First, it's an idea for maximizing tax revenue, not stimulating growth - Laffer himself has said it doesn't do that.

Next, it postulates that there's an optimal point on the curve of tax rates at which tax revenue will be maximized, because if you raise rates above that point, it will discourage productivity. This is a common sense idea with some merit - imagine tax rates of 100%.

But, it's also common sense that lowering rates isn't always the way to go either - imagine a 0% tax rate, which would provide no tax revenue.

The real question is where the point is on the curve, and where we are relative to that.

Sparko 1 year, 3 months ago

With declining spending by the nation's largest economic engine--government--there is almost nowhere to go but down. And Republicans know this, but pretend otherwise. The House has been a disaster since 2010. A unmitigated disaster.
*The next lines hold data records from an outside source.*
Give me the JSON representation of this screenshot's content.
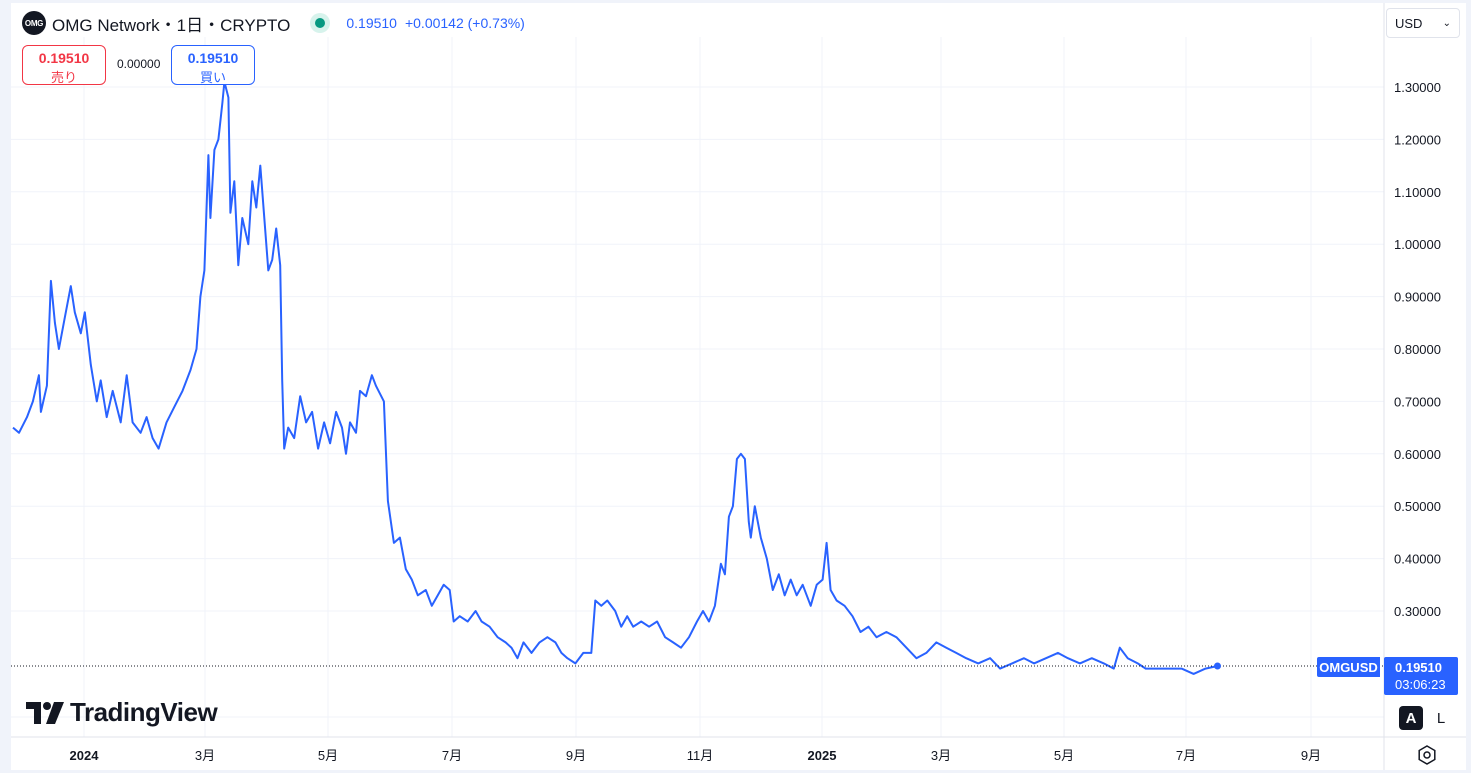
{
  "legend": {
    "logo_text": "OMG",
    "title": "OMG Network・1日・CRYPTO",
    "last_price": "0.19510",
    "change": "+0.00142 (+0.73%)"
  },
  "trade": {
    "sell_price": "0.19510",
    "sell_label": "売り",
    "spread": "0.00000",
    "buy_price": "0.19510",
    "buy_label": "買い"
  },
  "currency": {
    "value": "USD",
    "icon": "chevron-down-icon"
  },
  "price_labels": {
    "symbol": "OMGUSD",
    "price": "0.19510",
    "countdown": "03:06:23"
  },
  "scale_buttons": {
    "auto": "A",
    "log": "L"
  },
  "settings_icon": "gear-icon",
  "watermark": {
    "logo_text": "17",
    "brand": "TradingView"
  },
  "colors": {
    "line": "#2962ff",
    "sell": "#f23645",
    "buy": "#2962ff",
    "status": "#089981",
    "grid": "#f0f3fa"
  },
  "chart_data": {
    "type": "line",
    "series_name": "OMGUSD",
    "y_ticks": [
      "1.30000",
      "1.20000",
      "1.10000",
      "1.00000",
      "0.90000",
      "0.80000",
      "0.70000",
      "0.60000",
      "0.50000",
      "0.40000",
      "0.30000"
    ],
    "x_ticks": [
      {
        "label": "2024",
        "bold": true
      },
      {
        "label": "3月",
        "bold": false
      },
      {
        "label": "5月",
        "bold": false
      },
      {
        "label": "7月",
        "bold": false
      },
      {
        "label": "9月",
        "bold": false
      },
      {
        "label": "11月",
        "bold": false
      },
      {
        "label": "2025",
        "bold": true
      },
      {
        "label": "3月",
        "bold": false
      },
      {
        "label": "5月",
        "bold": false
      },
      {
        "label": "7月",
        "bold": false
      },
      {
        "label": "9月",
        "bold": false
      }
    ],
    "ylim": [
      0.16,
      1.34
    ],
    "x_range": [
      "2023-11-27",
      "2025-10-15"
    ],
    "last_value": 0.1951,
    "points": [
      [
        "2023-11-28",
        0.65
      ],
      [
        "2023-12-01",
        0.64
      ],
      [
        "2023-12-05",
        0.67
      ],
      [
        "2023-12-08",
        0.7
      ],
      [
        "2023-12-11",
        0.75
      ],
      [
        "2023-12-12",
        0.68
      ],
      [
        "2023-12-15",
        0.73
      ],
      [
        "2023-12-17",
        0.93
      ],
      [
        "2023-12-19",
        0.85
      ],
      [
        "2023-12-21",
        0.8
      ],
      [
        "2023-12-24",
        0.86
      ],
      [
        "2023-12-27",
        0.92
      ],
      [
        "2023-12-29",
        0.87
      ],
      [
        "2024-01-01",
        0.83
      ],
      [
        "2024-01-03",
        0.87
      ],
      [
        "2024-01-06",
        0.77
      ],
      [
        "2024-01-09",
        0.7
      ],
      [
        "2024-01-11",
        0.74
      ],
      [
        "2024-01-14",
        0.67
      ],
      [
        "2024-01-17",
        0.72
      ],
      [
        "2024-01-21",
        0.66
      ],
      [
        "2024-01-24",
        0.75
      ],
      [
        "2024-01-27",
        0.66
      ],
      [
        "2024-01-31",
        0.64
      ],
      [
        "2024-02-03",
        0.67
      ],
      [
        "2024-02-06",
        0.63
      ],
      [
        "2024-02-09",
        0.61
      ],
      [
        "2024-02-13",
        0.66
      ],
      [
        "2024-02-17",
        0.69
      ],
      [
        "2024-02-21",
        0.72
      ],
      [
        "2024-02-25",
        0.76
      ],
      [
        "2024-02-28",
        0.8
      ],
      [
        "2024-03-01",
        0.9
      ],
      [
        "2024-03-03",
        0.95
      ],
      [
        "2024-03-05",
        1.17
      ],
      [
        "2024-03-06",
        1.05
      ],
      [
        "2024-03-08",
        1.18
      ],
      [
        "2024-03-10",
        1.2
      ],
      [
        "2024-03-12",
        1.27
      ],
      [
        "2024-03-13",
        1.31
      ],
      [
        "2024-03-15",
        1.28
      ],
      [
        "2024-03-16",
        1.06
      ],
      [
        "2024-03-18",
        1.12
      ],
      [
        "2024-03-20",
        0.96
      ],
      [
        "2024-03-22",
        1.05
      ],
      [
        "2024-03-25",
        1.0
      ],
      [
        "2024-03-27",
        1.12
      ],
      [
        "2024-03-29",
        1.07
      ],
      [
        "2024-03-31",
        1.15
      ],
      [
        "2024-04-02",
        1.05
      ],
      [
        "2024-04-04",
        0.95
      ],
      [
        "2024-04-06",
        0.97
      ],
      [
        "2024-04-08",
        1.03
      ],
      [
        "2024-04-10",
        0.96
      ],
      [
        "2024-04-11",
        0.74
      ],
      [
        "2024-04-12",
        0.61
      ],
      [
        "2024-04-14",
        0.65
      ],
      [
        "2024-04-17",
        0.63
      ],
      [
        "2024-04-20",
        0.71
      ],
      [
        "2024-04-23",
        0.66
      ],
      [
        "2024-04-26",
        0.68
      ],
      [
        "2024-04-29",
        0.61
      ],
      [
        "2024-05-02",
        0.66
      ],
      [
        "2024-05-05",
        0.62
      ],
      [
        "2024-05-08",
        0.68
      ],
      [
        "2024-05-11",
        0.65
      ],
      [
        "2024-05-13",
        0.6
      ],
      [
        "2024-05-15",
        0.66
      ],
      [
        "2024-05-18",
        0.64
      ],
      [
        "2024-05-20",
        0.72
      ],
      [
        "2024-05-23",
        0.71
      ],
      [
        "2024-05-26",
        0.75
      ],
      [
        "2024-05-28",
        0.73
      ],
      [
        "2024-06-01",
        0.7
      ],
      [
        "2024-06-03",
        0.51
      ],
      [
        "2024-06-06",
        0.43
      ],
      [
        "2024-06-09",
        0.44
      ],
      [
        "2024-06-12",
        0.38
      ],
      [
        "2024-06-15",
        0.36
      ],
      [
        "2024-06-18",
        0.33
      ],
      [
        "2024-06-22",
        0.34
      ],
      [
        "2024-06-25",
        0.31
      ],
      [
        "2024-06-28",
        0.33
      ],
      [
        "2024-07-01",
        0.35
      ],
      [
        "2024-07-04",
        0.34
      ],
      [
        "2024-07-06",
        0.28
      ],
      [
        "2024-07-09",
        0.29
      ],
      [
        "2024-07-13",
        0.28
      ],
      [
        "2024-07-17",
        0.3
      ],
      [
        "2024-07-20",
        0.28
      ],
      [
        "2024-07-24",
        0.27
      ],
      [
        "2024-07-28",
        0.25
      ],
      [
        "2024-08-01",
        0.24
      ],
      [
        "2024-08-04",
        0.23
      ],
      [
        "2024-08-07",
        0.21
      ],
      [
        "2024-08-10",
        0.24
      ],
      [
        "2024-08-14",
        0.22
      ],
      [
        "2024-08-18",
        0.24
      ],
      [
        "2024-08-22",
        0.25
      ],
      [
        "2024-08-26",
        0.24
      ],
      [
        "2024-08-29",
        0.22
      ],
      [
        "2024-09-01",
        0.21
      ],
      [
        "2024-09-05",
        0.2
      ],
      [
        "2024-09-09",
        0.22
      ],
      [
        "2024-09-13",
        0.22
      ],
      [
        "2024-09-15",
        0.32
      ],
      [
        "2024-09-18",
        0.31
      ],
      [
        "2024-09-21",
        0.32
      ],
      [
        "2024-09-25",
        0.3
      ],
      [
        "2024-09-28",
        0.27
      ],
      [
        "2024-10-01",
        0.29
      ],
      [
        "2024-10-04",
        0.27
      ],
      [
        "2024-10-08",
        0.28
      ],
      [
        "2024-10-12",
        0.27
      ],
      [
        "2024-10-16",
        0.28
      ],
      [
        "2024-10-20",
        0.25
      ],
      [
        "2024-10-24",
        0.24
      ],
      [
        "2024-10-28",
        0.23
      ],
      [
        "2024-11-01",
        0.25
      ],
      [
        "2024-11-05",
        0.28
      ],
      [
        "2024-11-08",
        0.3
      ],
      [
        "2024-11-11",
        0.28
      ],
      [
        "2024-11-14",
        0.31
      ],
      [
        "2024-11-17",
        0.39
      ],
      [
        "2024-11-19",
        0.37
      ],
      [
        "2024-11-21",
        0.48
      ],
      [
        "2024-11-23",
        0.5
      ],
      [
        "2024-11-25",
        0.59
      ],
      [
        "2024-11-27",
        0.6
      ],
      [
        "2024-11-29",
        0.59
      ],
      [
        "2024-12-01",
        0.47
      ],
      [
        "2024-12-02",
        0.44
      ],
      [
        "2024-12-04",
        0.5
      ],
      [
        "2024-12-07",
        0.44
      ],
      [
        "2024-12-10",
        0.4
      ],
      [
        "2024-12-13",
        0.34
      ],
      [
        "2024-12-16",
        0.37
      ],
      [
        "2024-12-19",
        0.33
      ],
      [
        "2024-12-22",
        0.36
      ],
      [
        "2024-12-25",
        0.33
      ],
      [
        "2024-12-28",
        0.35
      ],
      [
        "2025-01-01",
        0.31
      ],
      [
        "2025-01-04",
        0.35
      ],
      [
        "2025-01-07",
        0.36
      ],
      [
        "2025-01-09",
        0.43
      ],
      [
        "2025-01-11",
        0.34
      ],
      [
        "2025-01-14",
        0.32
      ],
      [
        "2025-01-18",
        0.31
      ],
      [
        "2025-01-22",
        0.29
      ],
      [
        "2025-01-26",
        0.26
      ],
      [
        "2025-01-30",
        0.27
      ],
      [
        "2025-02-03",
        0.25
      ],
      [
        "2025-02-08",
        0.26
      ],
      [
        "2025-02-13",
        0.25
      ],
      [
        "2025-02-18",
        0.23
      ],
      [
        "2025-02-23",
        0.21
      ],
      [
        "2025-02-28",
        0.22
      ],
      [
        "2025-03-05",
        0.24
      ],
      [
        "2025-03-10",
        0.23
      ],
      [
        "2025-03-15",
        0.22
      ],
      [
        "2025-03-20",
        0.21
      ],
      [
        "2025-03-26",
        0.2
      ],
      [
        "2025-04-01",
        0.21
      ],
      [
        "2025-04-06",
        0.19
      ],
      [
        "2025-04-12",
        0.2
      ],
      [
        "2025-04-18",
        0.21
      ],
      [
        "2025-04-23",
        0.2
      ],
      [
        "2025-04-29",
        0.21
      ],
      [
        "2025-05-05",
        0.22
      ],
      [
        "2025-05-10",
        0.21
      ],
      [
        "2025-05-16",
        0.2
      ],
      [
        "2025-05-22",
        0.21
      ],
      [
        "2025-05-28",
        0.2
      ],
      [
        "2025-06-02",
        0.19
      ],
      [
        "2025-06-05",
        0.23
      ],
      [
        "2025-06-09",
        0.21
      ],
      [
        "2025-06-14",
        0.2
      ],
      [
        "2025-06-18",
        0.19
      ],
      [
        "2025-06-24",
        0.19
      ],
      [
        "2025-06-30",
        0.19
      ],
      [
        "2025-07-06",
        0.19
      ],
      [
        "2025-07-12",
        0.18
      ],
      [
        "2025-07-18",
        0.19
      ],
      [
        "2025-07-24",
        0.1951
      ]
    ]
  }
}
Sparko 1 year, 3 months ago

With declining spending by the nation's largest economic engine--government--there is almost nowhere to go but down. And Republicans know this, but pretend otherwise. The House has been a disaster since 2010. An unmitigated disaster.

Sherry Warren 1 year, 3 months ago

It sounds like they were fired not as a result of one of the richest nations on the planet trying to help people get healthcare, but because of someone's choice to not provide it for them. How much $$ do the folks at the top need, when others cannot get treated if they are sick?

ChuckFInster 1 year, 3 months ago

Currently the US ranks 7th among "richest nations" with a per capita income of $49,600. So to all the new elite out there earning over $49/k congrats you've made it ! (not)

chootspa 1 year, 3 months ago

You've made it to the middle quintile at that income level.

http://www2.ljworld.com/users/photos/2013/aug/20/260324

But guess where we rank in terms of health care expenses, including taxes? We're number one! We're number one!

Sherry Warren 1 year, 3 months ago

Top 10 when there are close to 200 nations still seems pretty high up there to me.

ChuckFInster 1 year, 3 months ago

You do realize 98% of those who lost their jobs were govt employees. Kinda shoots down the providing healthcare argument.

chootspa 1 year, 3 months ago

You do realize the other top ten provide some sort of universal health care, right?

ChuckFInster 1 year, 3 months ago

Please feel free to expand on the universal healthcare program in India.

chootspa 1 year, 3 months ago

As soon as they're one of the top ten richest countries in the world, sure. They've only got 120 countries to beat before they get on the list!

In_God_we_trust 1 year, 3 months ago

The entire nation is sick financially and with bad real unemployment. The State has little to do with a nation wide unemployment mess. It has more to do with the current administration in Washington D.C.